Pools never seemed enough for the author as a girl: too confining, without room to stretch her frame, no rhythm or tempo to the water. Cox had her first experience with wide-open water in bad weather before she reached her teens; she felt exultant, and the experience had the inevitability of a calling. Here, she recounts those early days in melodiously bright prose—at times a little too bright (“I loved gathering brilliantly colored leaves in fall, and building snow caves in the winter. But I knew that I wanted to be a great swimmer”), but mostly a satisfying counterpart to the punishing conditions.
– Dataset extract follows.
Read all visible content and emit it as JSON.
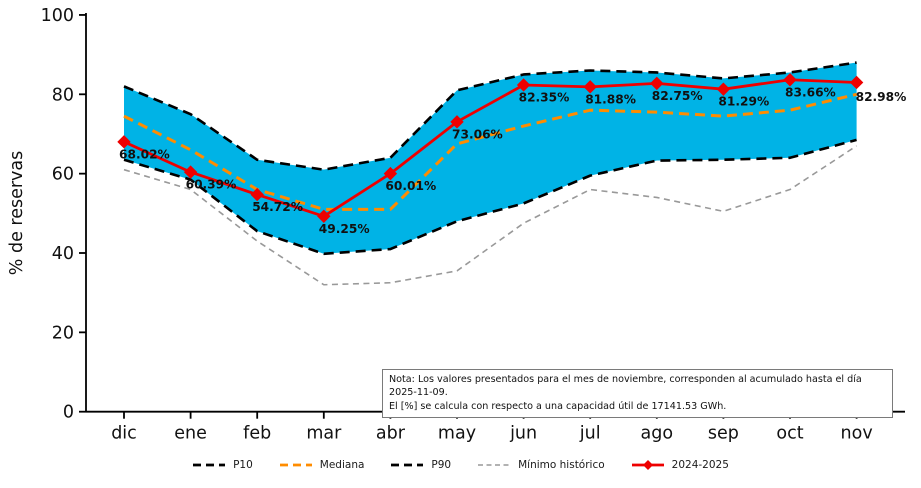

At first, the swims were long and hard, though Cox had an ace up her sleeve: as one doctor explained, “Your proportion of fat to muscle is perfectly balanced so you don't float or sink in the water; you're at one with the water.” She tore up the record book in terms of times and first crossings, meanwhile learning that it was not just about swimming, but also about logistics and contending with stuff in the water, like garbage, dead rats, the slipstream of tankers, and creatures of the deep. (Off the Cape of Good Hope, one of her tenders mentioned, “a twelve-foot bronze whaler shark came out of the kelp for you. He had his mouth open all the way.”) Cox’s early, unfeigned innocence—as she completed her record-shattering English Channel swim, she noted that she’d never been to France before—was slowly eclipsed by a determination to confront the iciest of waters. Her mile-long swim in 32-degree water off Antarctica was a (literally) mind-boggling investigation into extremes, but Cox wanted to do more than test limits of human endurance; she also aspired to serve as an ambassador of peace in her swims across international waters.

An otherworldly existence brought hugely to life.